RSI 33.1 MACD -47.5 Volume 39,366 Avg Vol 1Wk 94,466
Low price 1,200 ₹ High price 2,131 ₹ PEG Ratio -6.47 Debt to equity 0.00
52w Index 42.6 % Qtr Profit Var 10.4 % EPS 71.0 ₹ Industry PE 27.2

📊 Analysis: Gland Pharma shows moderate efficiency with ROCE at 15.8% and ROE at 11.6%. The company is debt-free, which adds financial stability. Valuation-wise, the P/E of 22.2 is below the industry average of 27.2, suggesting fair pricing. However, the PEG ratio of -6.47 indicates weak growth prospects relative to valuation. Dividend yield of 1.13% provides modest income support. Technical indicators (RSI 33.1, MACD -47.5) show oversold conditions, with the stock trading below both DMA 50 and DMA 200, signaling bearish momentum.

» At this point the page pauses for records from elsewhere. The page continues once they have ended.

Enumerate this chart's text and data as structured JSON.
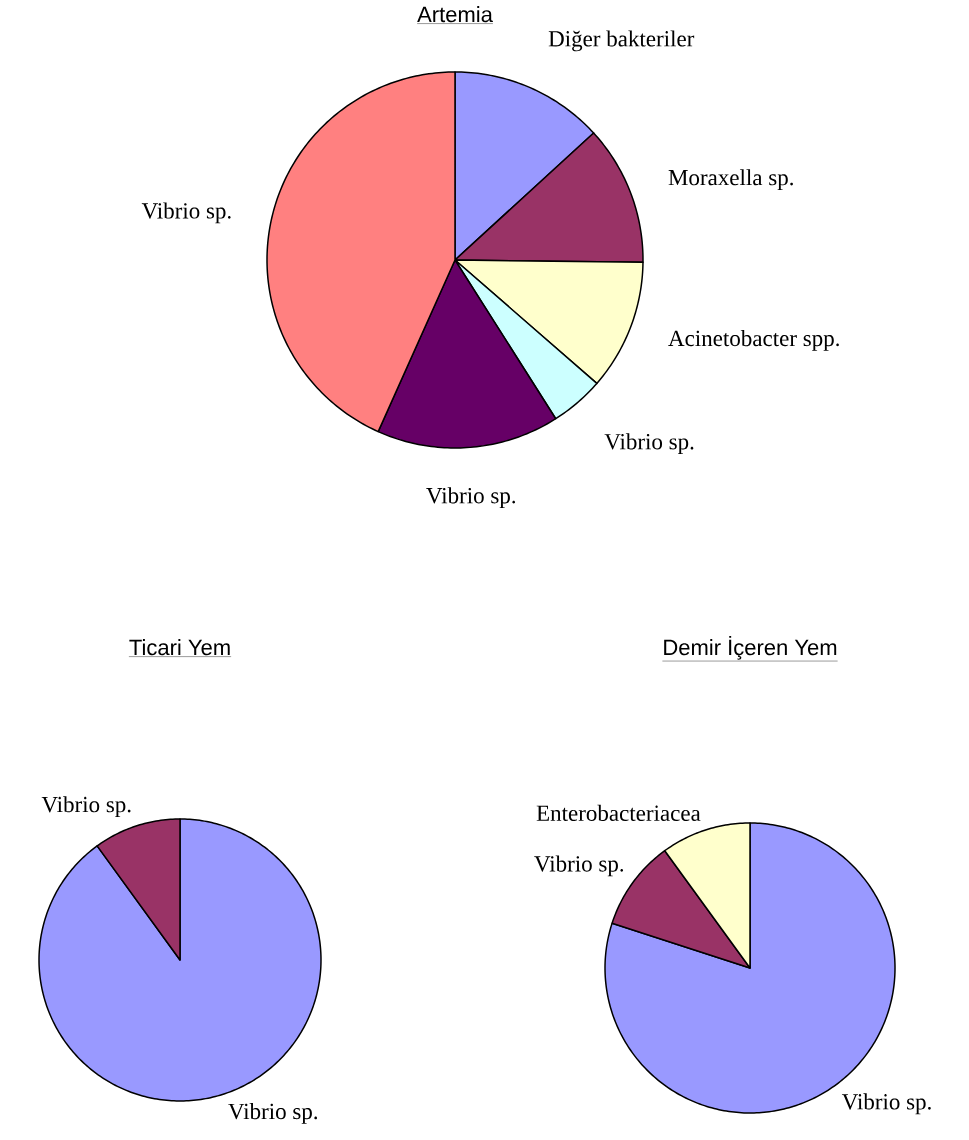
{
  "chart_data": [
    {
      "type": "pie",
      "title": "Artemia",
      "categories": [
        "Diğer bakteriler",
        "Moraxella sp.",
        "Acinetobacter spp.",
        "Vibrio sp.",
        "Vibrio sp.",
        "Vibrio sp."
      ],
      "values": [
        13.2,
        12,
        11.2,
        4.6,
        15.7,
        43.3
      ],
      "colors": [
        "#9999ff",
        "#993366",
        "#ffffcc",
        "#ccffff",
        "#660066",
        "#ff8080"
      ]
    },
    {
      "type": "pie",
      "title": "Ticari Yem",
      "categories": [
        "Vibrio sp.",
        "Vibrio sp."
      ],
      "values": [
        90,
        10
      ],
      "colors": [
        "#9999ff",
        "#993366"
      ]
    },
    {
      "type": "pie",
      "title": "Demir İçeren Yem",
      "categories": [
        "Vibrio sp.",
        "Vibrio sp.",
        "Enterobacteriacea"
      ],
      "values": [
        80,
        10,
        10
      ],
      "colors": [
        "#9999ff",
        "#993366",
        "#ffffcc"
      ]
    }
  ]
}
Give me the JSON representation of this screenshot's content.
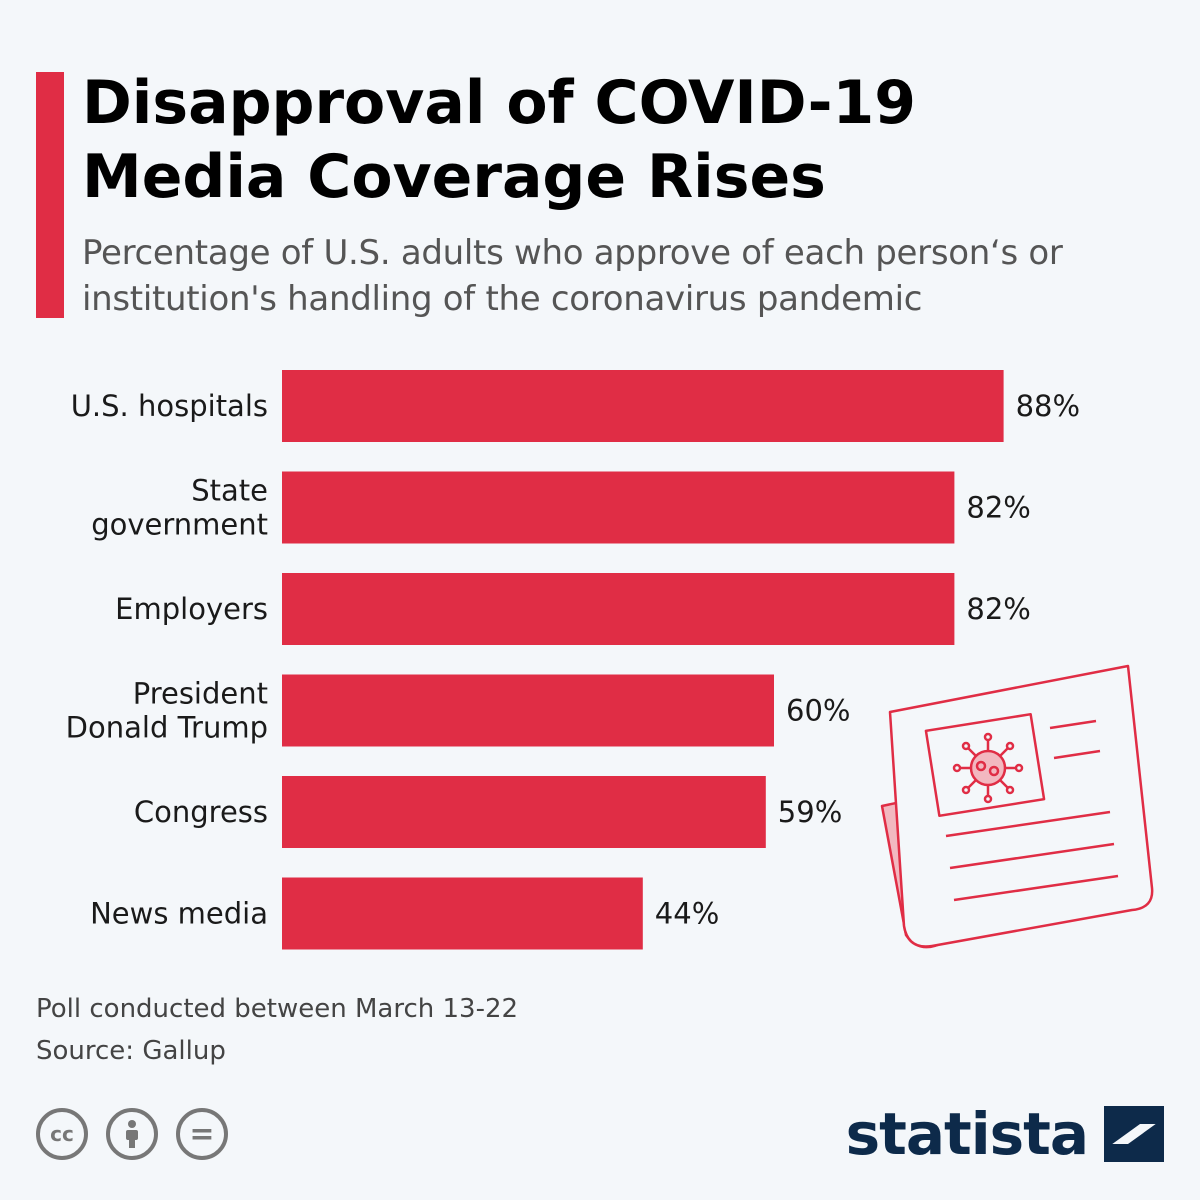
{
  "colors": {
    "accent": "#e02d45",
    "brand": "#0d2a4a",
    "newspaper": "#e02d45"
  },
  "header": {
    "title_line1": "Disapproval of COVID-19",
    "title_line2": "Media Coverage Rises",
    "subtitle_line1": "Percentage of U.S. adults who approve of each person‘s or",
    "subtitle_line2": "institution's handling of the coronavirus pandemic"
  },
  "chart_data": {
    "type": "bar",
    "orientation": "horizontal",
    "categories": [
      [
        "U.S. hospitals"
      ],
      [
        "State",
        "government"
      ],
      [
        "Employers"
      ],
      [
        "President",
        "Donald Trump"
      ],
      [
        "Congress"
      ],
      [
        "News media"
      ]
    ],
    "values": [
      88,
      82,
      82,
      60,
      59,
      44
    ],
    "value_labels": [
      "88%",
      "82%",
      "82%",
      "60%",
      "59%",
      "44%"
    ],
    "xlim": [
      0,
      100
    ],
    "unit": "%",
    "grid": false,
    "legend": "none"
  },
  "footer": {
    "note": "Poll conducted between March 13-22",
    "source": "Source: Gallup"
  },
  "license_icons": [
    "cc-icon",
    "attribution-icon",
    "no-derivatives-icon"
  ],
  "license": {
    "cc_glyph": "cc",
    "nd_glyph": "="
  },
  "brand": {
    "name": "statista",
    "logo_icon": "statista-logo-icon"
  },
  "illustration": {
    "icon": "newspaper-virus-icon"
  }
}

💰 Entry Price Zone: Considering current weakness and oversold RSI, the ideal entry zone is ₹1,450–₹1,550, closer to support levels and below DMA 200 (₹1,776). This range offers better risk-reward compared to current levels.

📈 Exit / Holding Strategy: For long-term investors, Gland Pharma’s moderate ROE/ROCE and fair valuation justify cautious holding for 2–4 years. Exit strategy should involve profit booking near ₹1,950–₹2,050 if valuations expand. Dividend yield supports holding, but monitor growth metrics and institutional activity (recent FII decline) for signals of weakness.


✅ Positive

  • Debt-free balance sheet ensures financial safety.
  • P/E of 22.2 is lower than industry average (27.2).
  • Quarterly PAT growth of 10.4% shows earnings momentum.
  • Dividend yield of 1.13% adds stability.

⚠️ Limitation

  • PEG ratio of -6.47 indicates poor growth prospects.
  • ROE (11.6%) and ROCE (15.8%) are moderate.
  • Stock trading below DMA 50 and DMA 200 indicates weak trend.

📉 Company Negative News

  • Decline in FII holdings (-0.32%).
  • Stock corrected from 52-week high of ₹2,131 to near ₹1,597.

📈 Company Positive News

  • Quarterly PAT improved from ₹302 Cr. to ₹326 Cr.
  • DII holdings increased (+0.36%), showing domestic confidence.
  • EPS of ₹71 reflects steady profitability.

🏭 Industry

  • Pharmaceutical sector benefits from global demand and regulatory approvals.
  • Industry PE of 27.2 reflects moderate optimism in the sector.

📝 Conclusion

Gland Pharma is financially stable with fair valuation but faces growth challenges as reflected in its negative PEG ratio. Ideal entry is around ₹1,450–₹1,550. Long-term investors can hold for 2–4 years, supported by dividend yield and moderate profitability, with partial profit booking near ₹1,950–₹2,050 if valuations expand.